Articoli / Blog | 09 Maggio 2025

Blog – Cobolli, si deve vincere anche con il campo che non piace

“Purtroppo credo di essere stato un po’ condizionato dal campo, che non è il mio preferito qua”. Con queste parole, pronunciate dopo la sconfitta agli Internazionali di Roma, il giovane tennista italiano Flavio Cobolli ha cercato di spiegare la sua prestazione. Una dichiarazione che sembra innocua ma che, se osservata alla luce delle parole di un grande come Julio Velasco, diventa emblematica di una mentalità che rischia di limitare un atleta ben più della qualità del terreno di gioco.

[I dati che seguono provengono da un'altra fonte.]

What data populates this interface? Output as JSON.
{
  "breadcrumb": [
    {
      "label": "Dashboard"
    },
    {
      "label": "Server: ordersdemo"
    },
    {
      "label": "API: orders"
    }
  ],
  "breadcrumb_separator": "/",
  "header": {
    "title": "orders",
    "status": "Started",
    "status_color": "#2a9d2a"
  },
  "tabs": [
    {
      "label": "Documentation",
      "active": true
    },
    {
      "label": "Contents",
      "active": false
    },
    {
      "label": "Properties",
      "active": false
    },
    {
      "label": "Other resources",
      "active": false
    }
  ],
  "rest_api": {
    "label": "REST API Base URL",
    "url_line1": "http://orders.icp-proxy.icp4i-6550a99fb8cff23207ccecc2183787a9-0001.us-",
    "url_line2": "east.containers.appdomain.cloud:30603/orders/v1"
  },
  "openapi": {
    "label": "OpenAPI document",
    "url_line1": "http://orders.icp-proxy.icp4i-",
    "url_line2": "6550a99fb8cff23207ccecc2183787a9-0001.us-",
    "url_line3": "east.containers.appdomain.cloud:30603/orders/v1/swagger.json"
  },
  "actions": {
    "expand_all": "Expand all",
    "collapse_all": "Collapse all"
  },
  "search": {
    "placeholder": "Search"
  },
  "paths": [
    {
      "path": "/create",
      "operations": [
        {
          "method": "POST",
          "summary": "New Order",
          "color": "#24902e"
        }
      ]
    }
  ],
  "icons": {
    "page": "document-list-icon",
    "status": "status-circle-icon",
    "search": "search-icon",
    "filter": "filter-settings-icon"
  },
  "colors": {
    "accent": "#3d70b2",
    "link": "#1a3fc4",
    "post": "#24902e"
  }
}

Velasco, mitico allenatore della Nazionale italiana di pallavolo maschile, è celebre per il suo rifiuto totale delle scuse. È molto più di uno slogan sportivo: è una filosofia di vita, un approccio che mette la responsabilità al centro dell’azione umana. Quando uno sportivo, o chiunque nella vita, attribuisce un fallimento a fattori esterni — il campo, il vento, l’arbitro, il pubblico — sta scegliendo di restare vittima anziché protagonista. Cobolli, che pure ha talento, è caduto in una trappola psicologica che tutti conosciamo: la tentazione della giustificazione. È un riflesso naturale, specie dopo una delusione. Ma il vero campione è colui che riesce a resistere a questa tentazione. Non perché sia disumano, ma perché ha imparato a dominare le proprie emozioni e a trasformare ogni ostacolo in occasione di crescita. Il campo non è ideale? Benvenuto nello sport, dove quasi nulla lo è. La luce può essere diversa, sei a Roma e vorresti un pubblico di amici che tifano per te ma ti danno un campo poco capiente. È proprio lì che si vede il carattere. Chi riesce a vincere in condizioni perfette ha tecnica. Chi vince nonostante tutto, ha grandezza. Il problema non è solo di Cobolli, ovviamente. La cultura dello sport, e più in generale quella della nostra società, è sempre più indulgente verso le attenuanti. Siamo diventati esperti nell’analisi del contesto, nel riconoscere le difficoltà, nel giustificare gli errori. Ma a volte serve qualcuno che ci ricordi che il contesto non può mai diventare un alibi. Velasco lo faceva con rigore, anche durezza, ma sapeva che un atleta trattato da adulto diventa un adulto. Un atleta trattato da vittima rimane sempre un ragazzo.

Cobolli ha ventitre anni, è giovane, ha tempo. Forse tra qualche anno, ripensando a questa dichiarazione, sorriderà e capirà che è stato un passaggio necessario. Forse si troverà un giorno su un campo ancora peggiore, contro un avversario più forte, e riuscirà a vincere. Quel giorno, forse, penserà a Velasco. E invece di guardare il campo, guarderà dentro di sé. Non per cercare una scusa, ma per trovare una forza. In fondo, il messaggio di Velasco non è contro l’errore. È contro la rinuncia. Rinunciare a migliorare perché “non era il mio campo preferito” è come rinunciare a vivere perché la giornata è nuvolosa. Il campo può essere storto, ma il cuore dell’atleta deve essere dritto.